Le procès de Sidiki Traoré et Daouda Matty, poursuivis pour vol et complicité de plus 4 milliards de francs guinéens, s’est ouvert hier, lundi 27 juillet 2020, au tribunal de première instance de Mafanco. Les deux prévenus ont rejeté en bloc les accusations portées contre eux, a constaté un reporter de Guineematin.com qui était sur place.
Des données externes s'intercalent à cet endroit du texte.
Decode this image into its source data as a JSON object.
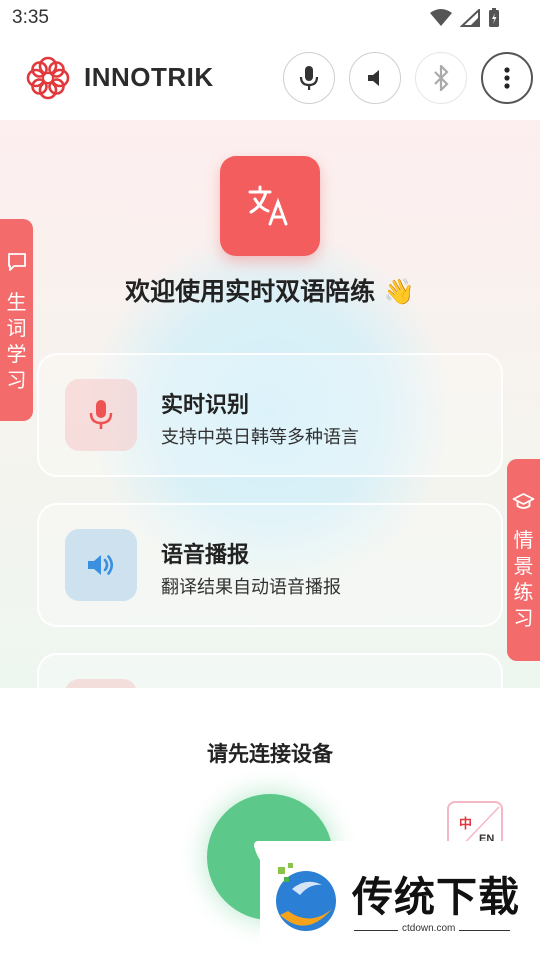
{
  "status_bar": {
    "time": "3:35"
  },
  "header": {
    "brand": "INNOTRIK",
    "buttons": [
      "mic-icon",
      "speaker-icon",
      "bluetooth-icon",
      "more-icon"
    ]
  },
  "main": {
    "welcome": "欢迎使用实时双语陪练 👋",
    "features": [
      {
        "title": "实时识别",
        "subtitle": "支持中英日韩等多种语言",
        "icon": "mic-icon"
      },
      {
        "title": "语音播报",
        "subtitle": "翻译结果自动语音播报",
        "icon": "volume-icon"
      },
      {
        "title": "",
        "subtitle": "",
        "icon": "partial-icon"
      }
    ]
  },
  "side_tabs": {
    "left": {
      "label": "生词学习",
      "chars": [
        "生",
        "词",
        "学",
        "习"
      ]
    },
    "right": {
      "label": "情景练习",
      "chars": [
        "情",
        "景",
        "练",
        "习"
      ]
    }
  },
  "bottom": {
    "connect_prompt": "请先连接设备",
    "lang_button": {
      "zh": "中",
      "en": "EN"
    }
  },
  "watermark": {
    "text": "传统下载",
    "url": "ctdown.com"
  },
  "colors": {
    "accent": "#f45d5d",
    "call": "#5cc98a",
    "blue_icon": "#3a8fe0"
  }
}
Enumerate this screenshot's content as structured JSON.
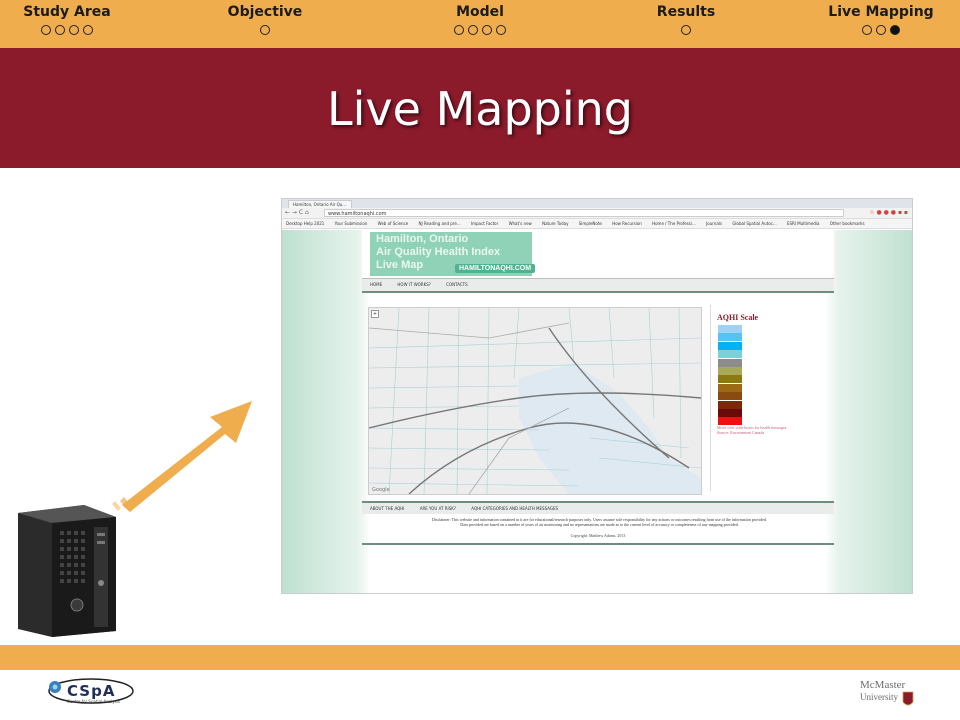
{
  "nav": {
    "sections": [
      {
        "label": "Study Area",
        "dots": 4,
        "active_dot": -1
      },
      {
        "label": "Objective",
        "dots": 1,
        "active_dot": -1
      },
      {
        "label": "Model",
        "dots": 4,
        "active_dot": -1
      },
      {
        "label": "Results",
        "dots": 1,
        "active_dot": -1
      },
      {
        "label": "Live Mapping",
        "dots": 3,
        "active_dot": 2
      }
    ]
  },
  "slide": {
    "title": "Live Mapping"
  },
  "browser": {
    "tab_title": "Hamilton, Ontario Air Qu...",
    "url": "www.hamiltonaqhi.com",
    "nav_glyphs": "←  →  C  ⌂",
    "extension_glyphs": "☆ ● ● ● ▪ ▪",
    "bookmarks": [
      "Desktop Help 2021",
      "Your Submission",
      "Web of Science",
      "NJ Reading and pre...",
      "Impact Factor",
      "What's new",
      "Nature Today",
      "SimpleNote",
      "How Recursion",
      "Home / The Professi...",
      "Journals",
      "Global Spatial Autoc...",
      "ESRI Multimedia",
      "Other bookmarks"
    ]
  },
  "website": {
    "banner": {
      "line1": "Hamilton, Ontario",
      "line2": "Air Quality Health Index",
      "line3": "Live Map",
      "url_badge": "HAMILTONAQHI.COM"
    },
    "nav_items": [
      "HOME",
      "HOW IT WORKS?",
      "CONTACTS"
    ],
    "map_credit": "Google",
    "legend": {
      "title": "AQHI Scale",
      "colors": [
        "#9fd1f3",
        "#58c2f1",
        "#00b3f0",
        "#7fcfd8",
        "#8c8c8c",
        "#a9a95a",
        "#8a7a10",
        "#9a6a14",
        "#8a4a10",
        "#7a2a0a",
        "#6a0a0a",
        "#ee1111"
      ],
      "note_line1": "Move over scale boxes for health messages",
      "note_line2": "Source: Environment Canada"
    },
    "footer_nav": [
      "ABOUT THE AQHI",
      "ARE YOU AT RISK?",
      "AQHI CATEGORIES AND HEALTH MESSAGES"
    ],
    "disclaimer_line1": "Disclaimer: This website and information contained in it are for educational/research purposes only. Users assume sole responsibility for any actions or outcomes resulting from use of the information provided.",
    "disclaimer_line2": "Data provided are based on a number of years of air monitoring and no representations are made as to the current level of accuracy or completeness of any mapping provided.",
    "copyright": "Copyright: Matthew Adams, 2013"
  },
  "logos": {
    "left": "CSpA",
    "left_sub": "Centre for Spatial Analysis",
    "right_line1": "McMaster",
    "right_line2": "University"
  },
  "colors": {
    "nav_orange": "#f0ad4e",
    "title_maroon": "#8b1a2b",
    "arrow_orange": "#f0ad4e"
  }
}
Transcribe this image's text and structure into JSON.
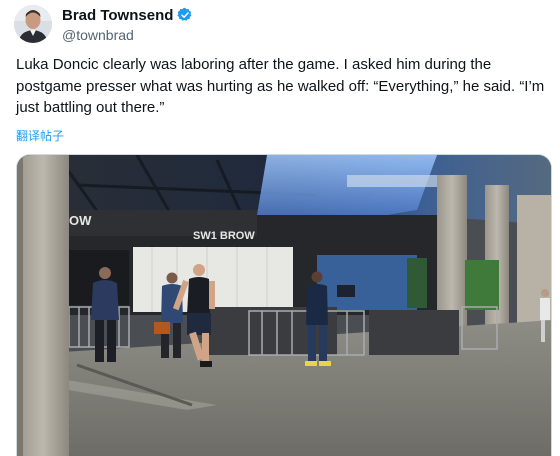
{
  "author": {
    "display_name": "Brad Townsend",
    "handle": "@townbrad",
    "verified": true
  },
  "tweet": {
    "text": "Luka Doncic clearly was laboring after the game. I asked him during the postgame presser what was hurting as he walked off: “Everything,” he said. “I’m just battling out there.”",
    "translate_label": "翻译帖子"
  },
  "media": {
    "wall_sign_left": "OW",
    "wall_sign_right": "SW1 BROW"
  },
  "colors": {
    "link": "#1d9bf0",
    "text": "#0f1419",
    "secondary": "#536471",
    "verified_badge": "#1d9bf0"
  },
  "icons": {
    "verified": "verified-badge-icon"
  }
}
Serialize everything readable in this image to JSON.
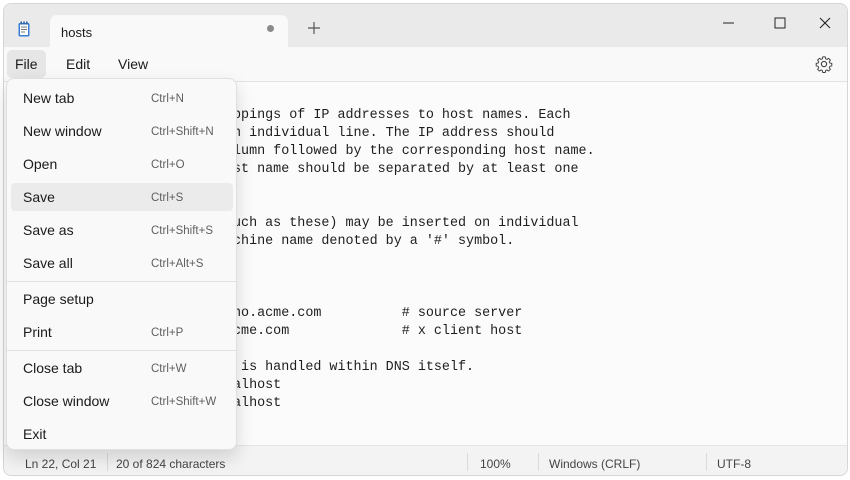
{
  "tab": {
    "title": "hosts",
    "modified_icon": "dot-icon"
  },
  "menubar": {
    "file": "File",
    "edit": "Edit",
    "view": "View"
  },
  "file_menu": {
    "new_tab": {
      "label": "New tab",
      "shortcut": "Ctrl+N"
    },
    "new_window": {
      "label": "New window",
      "shortcut": "Ctrl+Shift+N"
    },
    "open": {
      "label": "Open",
      "shortcut": "Ctrl+O"
    },
    "save": {
      "label": "Save",
      "shortcut": "Ctrl+S"
    },
    "save_as": {
      "label": "Save as",
      "shortcut": "Ctrl+Shift+S"
    },
    "save_all": {
      "label": "Save all",
      "shortcut": "Ctrl+Alt+S"
    },
    "page_setup": {
      "label": "Page setup"
    },
    "print": {
      "label": "Print",
      "shortcut": "Ctrl+P"
    },
    "close_tab": {
      "label": "Close tab",
      "shortcut": "Ctrl+W"
    },
    "close_window": {
      "label": "Close window",
      "shortcut": "Ctrl+Shift+W"
    },
    "exit": {
      "label": "Exit"
    }
  },
  "editor": {
    "lines": [
      "ppings of IP addresses to host names. Each",
      "n individual line. The IP address should",
      "lumn followed by the corresponding host name.",
      "st name should be separated by at least one",
      "",
      "",
      "uch as these) may be inserted on individual",
      "chine name denoted by a '#' symbol.",
      "",
      "",
      "",
      "no.acme.com          # source server",
      "cme.com              # x client host",
      "",
      " is handled within DNS itself.",
      "alhost",
      "alhost"
    ]
  },
  "statusbar": {
    "position": "Ln 22, Col 21",
    "selection": "20 of 824 characters",
    "zoom": "100%",
    "line_ending": "Windows (CRLF)",
    "encoding": "UTF-8"
  },
  "colors": {
    "accent": "#1a1a1a",
    "menu_hover": "#ebebeb",
    "editor_bg": "#fbfbfb"
  }
}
Sidiki Traoré et Daouda Matty sont poursuivis pour un vol qui a eu lieu le 31 août 2019, dans plusieurs magasins situés dans le grand marché de Madina. Le premier habite dans la cour qui abrite les magasins tandis que le second est le gérant des lieux. Après le vol, qui s’est produit sans qu’aucun cadenas ne soit cassé, ils ont été placés sous mandat de dépôt le 6 septembre 2019, à la maison centrale de Conakry. A la barre, Sidiki Traoré a assuré qu’il n’est nullement impliqué dans ce vol. Selon lui, ce sont des bandits qui sont venus le ligoter avant de s’introduire dans les magasins pour voler l’argent et d’autres biens.

« C’est aux environs de 3 heures du matin que j’ai entendu un bruit dans la cour. Quand je me suis levé pour sortir vérifier ce qui se passe, un des bandits m’a pris au cou. Entre temps, un autre m’a cogné violemment à la tête. J’ai été ligoté par les bandits qui ont aussi bandé ma bouche. C’est après leur départ que je me suis libéré, alors que j’avais beaucoup saigné. Vers 7 heures, je suis allé voir Daouda Matty pour lui dire ce qui s’est passé. Directement, il a appelé les propriétaires des boutiques pour leur dire que j’ai été attaqué par des bandits. Après, nous sommes allés faire le constat avec la gendarmerie. Donc, je ne suis associé ni de près ou de loin à ce vol », a-t-il déclaré.

De son côté, Daouda Matty, qui est aussi commerçant, dit être victime au même titre que ceux qui le poursuivent dans cette affaire. « C’est aux environs de 7 heures du matin que Sidiki Traoré est venu chez moi en saignant pour me dire qu’il a été attaqué par des bandits qui ont emporté beaucoup d’argent. Sur le coup, j’ai informé les autres. Nous sommes allés vérifier et j’ai constaté que les cadenas n’étaient pas cassés. Je suis surpris d’être à la barre ici en tant que présumé voleur alors que moi aussi j’ai perdu beaucoup de choses, et les gens qui m’ont poursuivi en savent quelque chose. Est-ce que moi-même, je peux planifier un vol chez moi ? » S’est-il interrogé.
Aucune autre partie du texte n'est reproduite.